In the past few years we’ve seen listicles take over food writing—instead of real reporting or reviewing, we get a million 10 Best Baba Ghanoush Platters in Chicago type pieces. That’s because that’s what search engines reward. So basically computers are already assigning gigs to writers, and now they’ll be capable of writing them, too. Human voices not needed.

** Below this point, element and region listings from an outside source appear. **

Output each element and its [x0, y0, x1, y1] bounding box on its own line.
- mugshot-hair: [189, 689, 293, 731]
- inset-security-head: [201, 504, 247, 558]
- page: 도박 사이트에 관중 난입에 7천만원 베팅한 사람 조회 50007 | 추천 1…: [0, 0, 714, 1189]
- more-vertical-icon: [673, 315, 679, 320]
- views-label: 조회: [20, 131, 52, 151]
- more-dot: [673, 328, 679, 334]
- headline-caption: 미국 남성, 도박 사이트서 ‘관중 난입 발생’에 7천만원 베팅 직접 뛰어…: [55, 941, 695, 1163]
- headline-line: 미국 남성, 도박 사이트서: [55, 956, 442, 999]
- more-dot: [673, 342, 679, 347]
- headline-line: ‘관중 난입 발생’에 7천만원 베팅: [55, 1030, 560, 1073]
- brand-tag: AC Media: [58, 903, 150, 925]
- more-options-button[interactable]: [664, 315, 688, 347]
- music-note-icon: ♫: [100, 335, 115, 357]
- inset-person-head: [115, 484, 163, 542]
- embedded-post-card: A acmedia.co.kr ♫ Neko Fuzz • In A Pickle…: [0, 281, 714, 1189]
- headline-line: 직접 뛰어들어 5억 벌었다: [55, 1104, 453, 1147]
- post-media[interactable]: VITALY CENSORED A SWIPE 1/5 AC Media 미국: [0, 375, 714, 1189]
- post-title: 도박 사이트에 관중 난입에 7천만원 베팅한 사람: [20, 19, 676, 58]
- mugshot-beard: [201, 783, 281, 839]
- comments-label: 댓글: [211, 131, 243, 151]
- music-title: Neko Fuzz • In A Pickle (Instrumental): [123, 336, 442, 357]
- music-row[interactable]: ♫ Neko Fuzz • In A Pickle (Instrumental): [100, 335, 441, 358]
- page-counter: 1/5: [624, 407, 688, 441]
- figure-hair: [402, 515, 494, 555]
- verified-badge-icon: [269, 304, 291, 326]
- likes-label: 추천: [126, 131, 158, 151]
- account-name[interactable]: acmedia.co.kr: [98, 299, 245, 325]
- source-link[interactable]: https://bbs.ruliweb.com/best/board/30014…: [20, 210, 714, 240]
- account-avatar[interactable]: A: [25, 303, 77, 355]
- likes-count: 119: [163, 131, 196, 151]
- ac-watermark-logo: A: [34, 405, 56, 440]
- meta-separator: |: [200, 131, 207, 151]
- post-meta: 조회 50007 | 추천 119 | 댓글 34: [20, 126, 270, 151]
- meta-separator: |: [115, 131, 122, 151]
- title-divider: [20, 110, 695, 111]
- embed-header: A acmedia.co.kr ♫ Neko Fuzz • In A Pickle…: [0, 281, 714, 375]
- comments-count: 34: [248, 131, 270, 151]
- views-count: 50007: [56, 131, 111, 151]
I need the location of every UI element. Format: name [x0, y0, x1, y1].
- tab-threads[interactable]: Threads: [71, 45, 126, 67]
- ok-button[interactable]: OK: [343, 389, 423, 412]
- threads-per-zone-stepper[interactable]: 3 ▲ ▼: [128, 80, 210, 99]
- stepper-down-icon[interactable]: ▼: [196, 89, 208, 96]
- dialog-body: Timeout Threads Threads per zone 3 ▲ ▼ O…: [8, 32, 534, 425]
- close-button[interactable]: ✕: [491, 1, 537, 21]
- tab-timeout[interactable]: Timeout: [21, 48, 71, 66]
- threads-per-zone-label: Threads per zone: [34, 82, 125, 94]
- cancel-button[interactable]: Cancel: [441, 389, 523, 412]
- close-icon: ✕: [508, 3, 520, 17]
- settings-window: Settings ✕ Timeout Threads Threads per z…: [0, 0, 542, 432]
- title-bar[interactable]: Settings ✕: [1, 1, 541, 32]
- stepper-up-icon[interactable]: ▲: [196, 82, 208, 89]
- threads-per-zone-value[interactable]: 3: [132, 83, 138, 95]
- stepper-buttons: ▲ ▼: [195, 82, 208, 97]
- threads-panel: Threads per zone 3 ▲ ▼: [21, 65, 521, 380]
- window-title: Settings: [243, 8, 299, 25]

That seems like it should be bad news, but in a way I think it’s great news. If the market for listicles goes away because computers can synthesize new pieces—by looking at opinions, averaging them out, and generating convincing sentences based on their thoughts—then listicles are no longer a writing market for humans. But those opinions have to come from somewhere. If there’s no real human opinions left out there, then the computers are just cribbing from each other, making copy as convincing and artful as a tenth-generation Xerox. But it will be so easy to make this chaff that we’ll be flooded with it. The result, if it represents the steady decline in quality of automated content, could make actual writers with actual views of actual meals more valuable to readers. Imagine if the publications that went all in on search-driven content suddenly find that they need writers again to attract reader attention!


Bon Appetit puts Andrew Brochu’s Brochu’s Family Tradition in Savannah on a list of the best new openings in the country, and reminds us it could have been ours if not for COVID: “In 2020 chef Andrew Brochu intended to open his restaurant in Chicago after leaving the Michelin-starred Roister. Instead, Andrew and his wife Sophie relocated to Savannah during the pandemic, where Sophie’s family is from.”


Can’t argue with the premise of this tweet: “Lightfoot out here getting schooled by a hot dog stand.”


Notice to what seems like the entire PR world: I am not writing anything about Dry January or mocktails this month. When I don’t want to drink, I… don’t… drink. I don’t need your product, or an official month, to do that. In the meantime, the Tribune covered it here, here and here. Try them, they seem to be very responsive.